Bilindiği üzere, demokrasinin en temel önceliklerinden biri halkın haber alma özgürlüğü olduğundan demokratik rejimlerde medya, kamuoyu oluşumunda hayati öneme sahip bir aktördür. Öyle ki, medyanın yasama, yürütme ve yargıdan sonra gelen dördüncü güç olduğu otorite tarafından kabul edilmektedir. Günümüzde medyanın gücünün artması ile medya mensuplarının sorumluluklarının da aynı ölçüde arttığı bir gerçektir. Medya mensuplarının kişi, kurum ve kuruluşları eleştirmesi; onların söz ve eylemleri hakkında kamuoyunu bilgilendirmesi tabii bir durumdur. Medyanın toplum üzerindeki büyük etkisi birtakım ahlaki sorumluluklarının doğmasına sebep olmuştur. Bu sorumlulukların bir kısmı kişilik haklarına saygılı olmayı kapsamaktadır. Medya mensuplarının kişi ve/veya kuruluşları eleştirme hakları bulunmaktadır. Ancak bu haklarını kullanırken kişi kurum veya kuruluşların haklarının gözetilmesi önem arz etmektedir.
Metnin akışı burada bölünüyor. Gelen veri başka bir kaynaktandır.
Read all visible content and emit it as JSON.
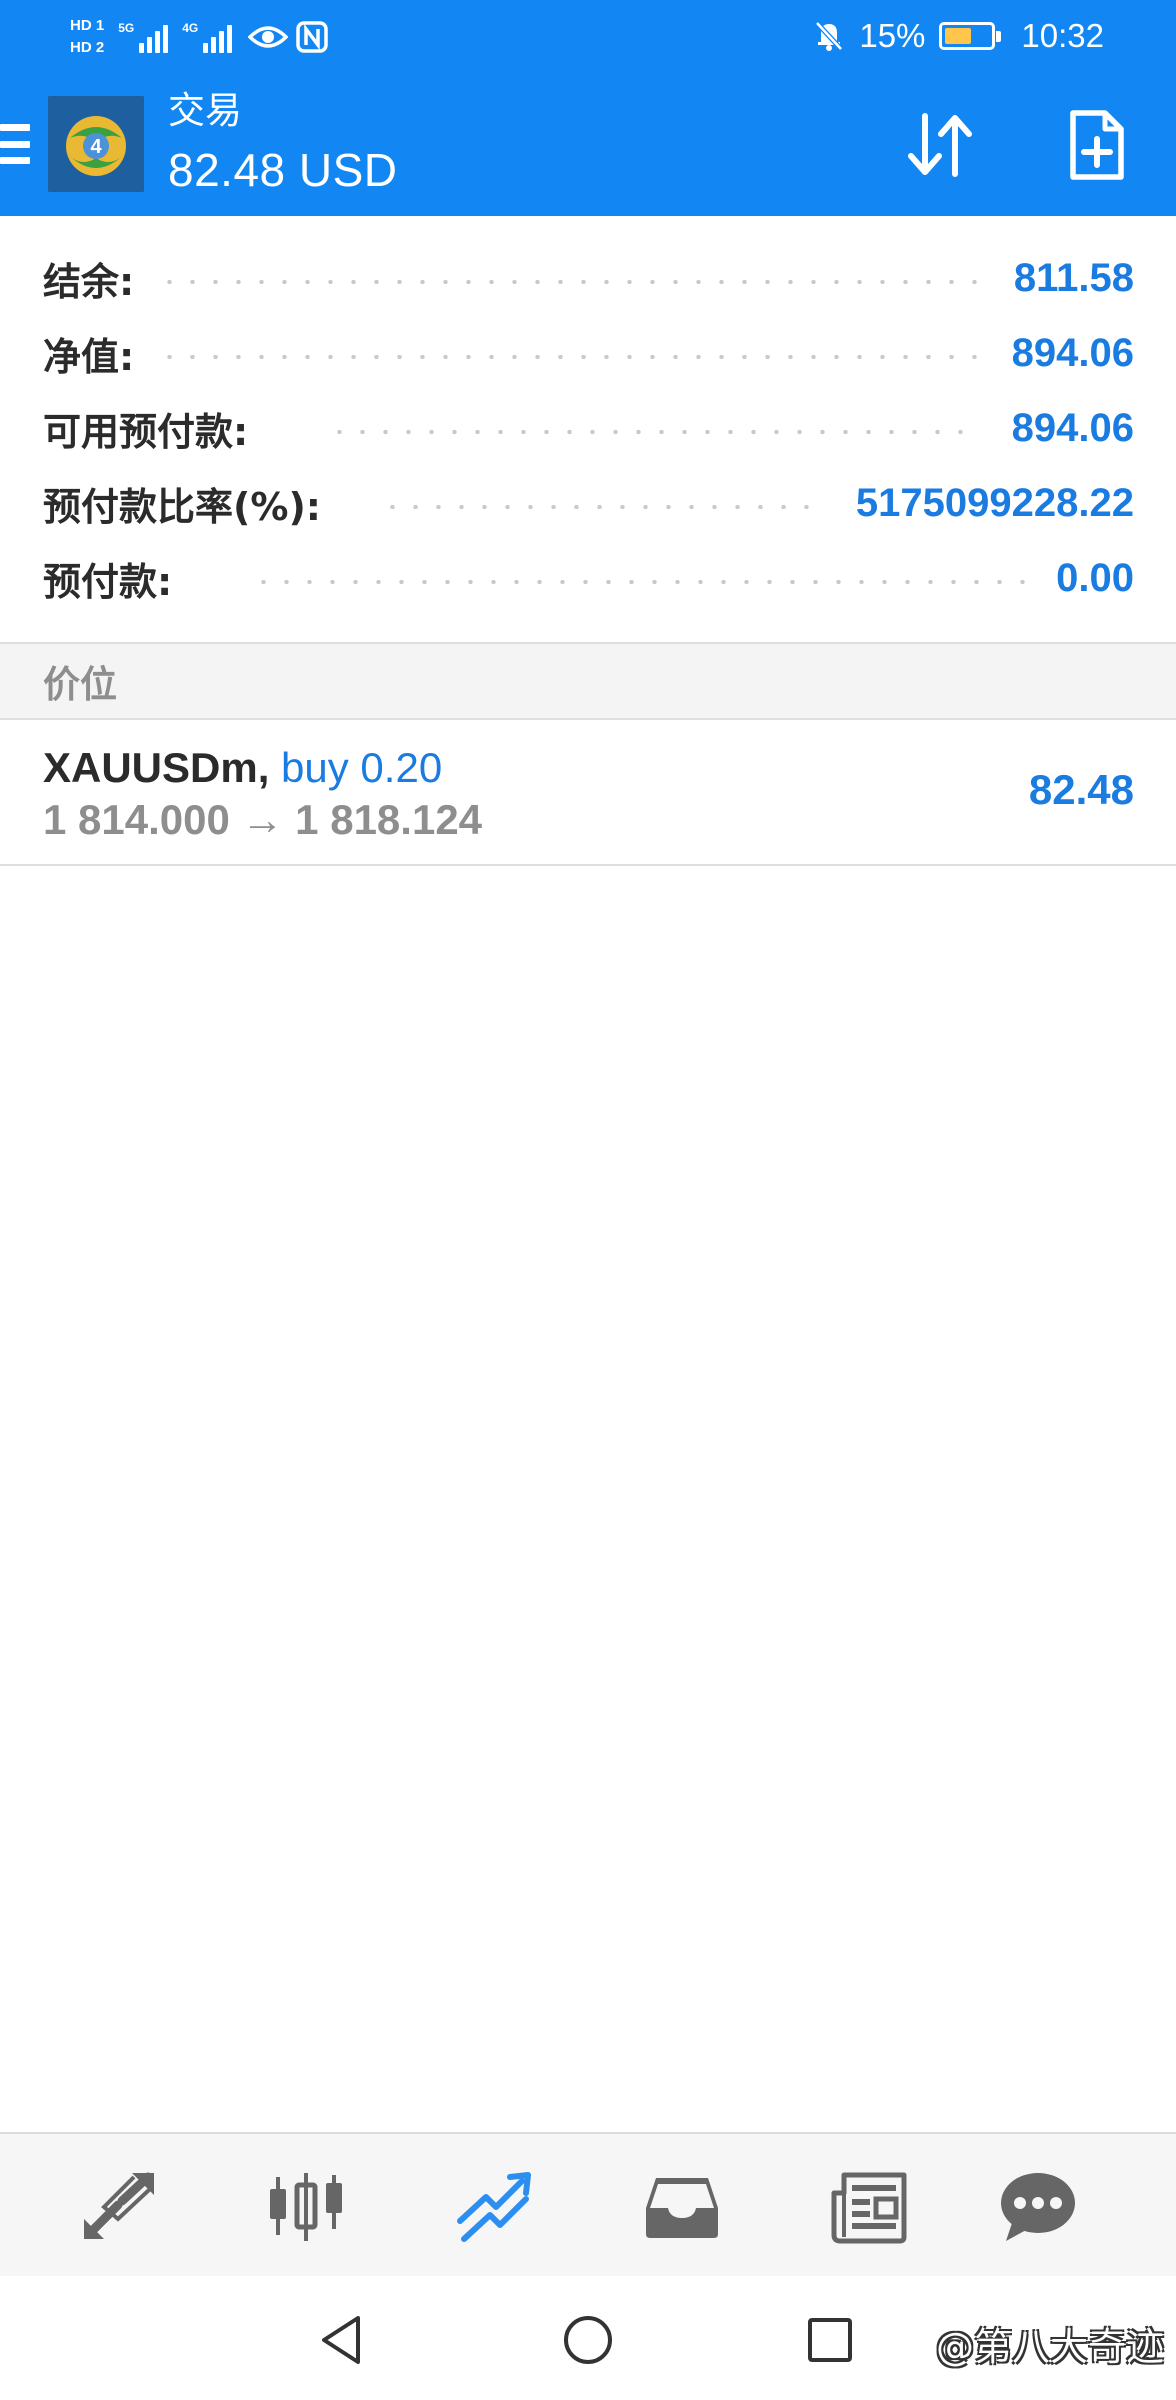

Eleştiri, “Bir kimse veya şeyin iyi ve kötü taraflarını ortaya koyarak değerlendirmesini yapma, tenkit, muaheze, kritik” şeklinde tanımlanmaktadır. Herhangi bir eleştiri, ifade özgürlüğü kapsamı içinde değerlendirilebilir. Ancak eleştiri sınırlarının ötesine geçen ve kişileri aşağılayan, kişilik haklarına saldıran ve hakaret niteliği taşıyan, insan onuruna aykırı ve özel hayatın gizliliğini ihlal eden her türden ifade ise ifade özgürlüğü kapsamı dışında değerlendirilmelidir. Eleştiri ve ifade özgürlüğü kavramları arasındaki bu ilişkiye vurgu yapılırken ifade özgürlüğünün, büyük ölçüde eleştiri özgürlüğünün garanti altına alınmasını hedeflediği ifade edilir. Bu nedenle, ifade özgürlüğünün ne tür bir özgürlük olduğuna ve nasıl sınırlandırılabileceğine dair bir çerçeve çizildiğinde, ifade özgürlüğü sınırları dışında kalan unsurların eleştiri olarak kabul edilemeyeceği söylenebilmektedir.
Anayasa'nın "Genel Esaslar" başlıklı birinci kısmında yer alan 2. maddesinde, Türkiye Cumhuriyeti'nin demokratik bir hukuk devleti olduğu, İkinci Bölüm içerisinde, "Kişinin Hakları ve Ödevleri" başlığı altında düzenlenmiş olan 17. maddesinde ise herkesin yaşama, maddi ve manevi varlığını koruma ve geliştirme hakkına sahip olduğu hükme bağlanmış, 26. maddesinde de herkesin, düşünce ve kanaatlerini söz, yazı, resim veya başka yollarla tek başına veya toplu olarak açıklama ve yayma hakkına sahip olduğu, bu hürriyetin resmi makamların müdahalesi olmaksızın haber veya fikir almak ya da vermek serbestliğini de kapsayacağı, bu fıkra hükmünün radyo, televizyon, sinema veya benzeri yollarla yapılan yayımların izin sistemine bağlanmasına engel olmadığı, bu hürriyetlerin kullanılması, millî güvenlik, kamu düzeni, kamu güvenliği, cumhuriyetin temel nitelikleri ve devletin ülkesi ve milleti ile bölünmez bütünlüğünün korunması, suçların önlenmesi, suçluların cezalandırılması, devlet sırrı olarak usulünce belirtilmiş bilgilerin açıklanmaması, başkalarının şöhret veya haklarının, özel ve aile hayatlarının yahut kanunun öngördüğü meslek sırlarının korunması veya yargılama görevinin gereğine uygun olarak yerine getirilmesi amaçlarıyla sınırlanabileceği hükmü bulunmaktadır.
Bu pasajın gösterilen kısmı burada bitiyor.